L’entrée de Maurras en politique, n’est-ce pas l’entrée de Denys Talon en chiromancie ? Le combat politique absolu de Maurras, n’est-ce pas la passion absolue de Denys Talon pour Marie-Thérèse, allégorie à travers laquelle Maurras entend représenter, peut-être la France, peut-être la Monarchie, peut-être l’Église catholique, pourquoi pas les trois à la fois, dans leur fusion tant désirée ? Quant à Messimine, le mari indigne que Marie-Thérèse ne peut quitter, n’est-ce pas l’adversaire de toujours, le pacifiste, le républicain, le démocrate-chrétien ? Surtout le démocrate-chrétien !

Il est particulièrement éclairant de lire comment Denys Talon définit sa pratique de la chiromancie ; on croirait lire Maurras exposer ses principes de science politique…

Mais les efforts de Denys Talon seront vains : Marie-Thérèse partira. Ceux de Maurras le seront aussi : après quarante ans de lutte, non seulement la France est toujours en République, mais il est, lui, condamné et emprisonné.

Alors, que faut-il en conclure, Maurras sauvé par la politique, ou Maurras tué par la politique ? L’une comme l’autre des deux thèses peut trouver, dans le récit « magique » de la vie de Denys Talon, toutes les justifications que l’on voudra. À condition de ne pas voir celles de la thèse inverse ! Ni toutes les fantaisies, les anachronismes, les inversions de traits de caractère dont Maurras truffe son texte à plaisir, comme pour égarer son lecteur.

Ainsi, en dix ans, les deux garçons de Marie-Thérèse n’ont pas changé d’âge. Le naufrage du Saint-Philibert, qui a lieu en 1931 et dans lequel Maurras voit une prémonition du désastre de 1940, est évoqué par Denys Talon dans une scène qui doit se passer vers 1900…

Maurras aurait-il cherché à tromper Sainte-Beuve en personne qu’il ne s’y serait pas pris autrement !

Il vaut donc mieux, sans doute, se laisser bercer par les aléas du récit, et prendre les personnages et les séquences tels qu’on les lit. Si Denys Talon prend beaucoup à Maurras, un peu à Musset, il n’y a dans sa vie ni Affaire Dreyfus, ni George Sand à Venise. Il est, aussi, Denys Talon et rien d’autre.

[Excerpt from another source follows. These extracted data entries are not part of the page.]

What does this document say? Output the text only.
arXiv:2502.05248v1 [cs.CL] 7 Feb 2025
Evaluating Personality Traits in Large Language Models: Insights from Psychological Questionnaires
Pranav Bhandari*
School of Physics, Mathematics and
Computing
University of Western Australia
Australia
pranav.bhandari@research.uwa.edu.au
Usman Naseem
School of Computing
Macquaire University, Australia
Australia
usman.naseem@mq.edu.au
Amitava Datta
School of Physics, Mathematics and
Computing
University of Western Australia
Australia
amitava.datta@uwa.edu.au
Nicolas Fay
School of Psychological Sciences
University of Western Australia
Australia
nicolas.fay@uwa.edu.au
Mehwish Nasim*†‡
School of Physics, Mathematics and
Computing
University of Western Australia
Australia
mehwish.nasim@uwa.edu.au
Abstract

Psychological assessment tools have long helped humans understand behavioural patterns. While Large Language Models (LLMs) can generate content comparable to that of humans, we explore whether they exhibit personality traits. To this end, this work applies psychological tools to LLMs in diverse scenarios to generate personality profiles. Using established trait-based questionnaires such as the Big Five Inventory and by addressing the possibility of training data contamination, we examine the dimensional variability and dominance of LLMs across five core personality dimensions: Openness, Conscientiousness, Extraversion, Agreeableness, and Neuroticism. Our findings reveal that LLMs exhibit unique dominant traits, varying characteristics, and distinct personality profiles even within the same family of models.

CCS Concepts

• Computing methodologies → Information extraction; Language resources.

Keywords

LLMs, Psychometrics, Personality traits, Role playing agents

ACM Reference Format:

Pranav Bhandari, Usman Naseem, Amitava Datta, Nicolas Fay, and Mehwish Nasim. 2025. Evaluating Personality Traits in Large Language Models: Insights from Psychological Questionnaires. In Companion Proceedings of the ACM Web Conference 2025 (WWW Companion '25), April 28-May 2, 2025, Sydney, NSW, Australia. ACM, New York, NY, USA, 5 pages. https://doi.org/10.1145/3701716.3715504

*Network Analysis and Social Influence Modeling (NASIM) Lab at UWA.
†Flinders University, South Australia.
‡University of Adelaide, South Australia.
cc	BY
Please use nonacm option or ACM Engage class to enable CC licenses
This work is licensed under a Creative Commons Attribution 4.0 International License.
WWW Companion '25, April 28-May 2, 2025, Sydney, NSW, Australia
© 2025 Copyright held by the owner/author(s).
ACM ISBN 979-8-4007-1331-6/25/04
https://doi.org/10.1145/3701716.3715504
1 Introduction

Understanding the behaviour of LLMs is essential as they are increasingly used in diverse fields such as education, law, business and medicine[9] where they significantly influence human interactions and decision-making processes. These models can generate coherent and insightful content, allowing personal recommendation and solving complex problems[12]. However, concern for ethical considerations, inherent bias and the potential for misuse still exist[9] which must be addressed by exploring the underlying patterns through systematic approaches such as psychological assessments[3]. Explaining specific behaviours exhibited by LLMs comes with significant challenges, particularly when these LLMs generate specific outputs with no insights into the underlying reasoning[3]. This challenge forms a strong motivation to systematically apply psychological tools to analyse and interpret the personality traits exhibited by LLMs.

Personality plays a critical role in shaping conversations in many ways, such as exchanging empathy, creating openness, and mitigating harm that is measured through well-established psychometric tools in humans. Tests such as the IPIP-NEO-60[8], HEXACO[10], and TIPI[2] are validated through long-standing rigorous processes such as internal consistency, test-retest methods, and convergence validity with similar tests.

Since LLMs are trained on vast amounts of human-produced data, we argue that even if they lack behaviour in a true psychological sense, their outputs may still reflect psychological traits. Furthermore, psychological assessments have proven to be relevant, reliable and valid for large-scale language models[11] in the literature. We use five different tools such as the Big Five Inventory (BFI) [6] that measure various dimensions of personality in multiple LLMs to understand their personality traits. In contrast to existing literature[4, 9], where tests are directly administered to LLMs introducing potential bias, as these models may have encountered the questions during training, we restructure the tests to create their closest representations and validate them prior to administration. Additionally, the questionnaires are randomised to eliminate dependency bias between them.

Il vaut mieux, également, ne pas chercher en tout nom, en toute phrase, en toute scène, un sens caché, quelque fil conducteur d’une histoire initiatique cachée derrière l’histoire banale. Il n’y a aucune gnose dans Le Mont de Saturne. Il semble que Maurras ait eu l’idée d’écrire ce conte dès le tournant du siècle ; à l’époque, les sciences occultes étaient très à la mode, elles faisaient partie du débat intellectuel, de la vie littéraire.

Il suffit de rappeler le rôle central que joua la graphologie naissante dans l’Affaire Dreyfus, fait d’évidence que les historiens postérieurs ont cru bon de passer par profits et pertes. Millénaristes, kabbalistes et illuminés de toutes sortes tenaient alors le haut du pavé. Maurras lui-même, évoquant en 1902 le centenaire de Victor Hugo, ne peut éviter, même s’il convient ne guère y croire, un long développement sur la forme du crâne de l’auteur des Misérables ; la rivalité sociale entre dolichos et brachys prenait alors chez certains autant d’importance que la lutte des classes pour d’autres.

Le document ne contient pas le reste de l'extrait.